DESCRIPTION:

In this c++ article i am going to explain how to print the nodes from root to leaf in binary tree .According to binary tree concept we need to traverse through the whole tree to print each path from root to leaf .In this program preorder traversal is used. There can be multiple paths  and as it is wrote without recursion so it will be using stack and map concept

for example : different paths for the following binary tree : PATHS ARE BEEN MARKED BY RED 

ALGORITHM:

1.      First the input will be binary tree.

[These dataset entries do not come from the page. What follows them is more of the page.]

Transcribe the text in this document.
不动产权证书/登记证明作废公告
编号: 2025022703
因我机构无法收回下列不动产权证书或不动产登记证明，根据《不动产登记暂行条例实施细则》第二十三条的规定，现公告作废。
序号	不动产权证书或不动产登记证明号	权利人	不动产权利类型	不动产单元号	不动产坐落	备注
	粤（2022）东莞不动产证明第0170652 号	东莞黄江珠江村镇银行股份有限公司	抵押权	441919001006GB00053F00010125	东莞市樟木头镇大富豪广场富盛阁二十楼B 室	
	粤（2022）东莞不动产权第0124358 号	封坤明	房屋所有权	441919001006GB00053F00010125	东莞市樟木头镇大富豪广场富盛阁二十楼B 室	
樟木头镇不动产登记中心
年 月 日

        after that  current variable will traverse through the binary tree in which there will three conditions 

3.      case 1: if the current node has right node value then it will be stored in stack nodeStack1

4.      case 2:  if the current node has left node value then it will be stored in stack  nodeStack1

5.      case 3: if the current node doesn't have either right or left or both the nodes then the control will be shifted to printValues  function where it push the elements from bottom to  top and the print the values by poping out the top values .

 INPUT:

 Input is pre-defined if user want to change the values the user have to make changes in the program itself.

 CODE:

#include <bits/stdc++.h> 

using namespace std;

struct Node 

{ 

int data; 

struct Node *left, *right; 

}; 

Node* new1(int data) 

{ 

Node* node = new Node; 

node->data = data; 

node->left = node->right = NULL; 

return node; 

} 

void printValues(Node* current, map<Node*, Node*> parent) ;

void traverse(Node* root) ;

int main() 

{ 

Node* r1 = new1(68); 

r1->left = new1(69); 

r1->right = new1(92); 

r1->left->left = new1(98); 

r1->left->right = new1(20); 

r1->right->left = new1(63); 

traverse(r1); 

return 0; 

} 

void printValues(Node* current, map<Node*, Node*> parent) 

{ 

stack<Node*> s1; 

while (current) 

{ 

s1.push(current); 

current = parent[current]; 

} 

while (s1.empty()==0) 

{ 

current = s1.top(); 

s1.pop(); 

cout << current->data << " "; 

} 

cout << endl; 

} 

void traverse(Node* root) 

{ 

if (root == NULL) 

return; 

    stack<Node*> nodeStack1; 

nodeStack1.push(root); 

map<Node*, Node*> parent; 

parent[root] = NULL; 

while (nodeStack1.empty()==0) 

{ 

Node* current = nodeStack1.top(); 

nodeStack1.pop(); 

if (current->right) 

{ 

parent[current->right] = current; 

nodeStack1.push(current->right); 

} 

if (current->left) 

{ 

parent[current->left] = current; 

nodeStack1.push(current->left); 

} 

if (!(current->left) && !(current->right)) 

printValues(current, parent); 

} 

}                     

EXPLANATION:

In this example the input be binary tree which is given below:

• this binary tree will transferred to the traverse function "traverse(Node* root)"
• in this function the values of the binary tree are saved in the map "parent" according to the three cases .to store the values in  the map "nodestack1" node is used.the values will be stored as shown below:
•  

• if     the third condition is valid it will be going to print the values using the stack s1 using pusing and poping values from the stack.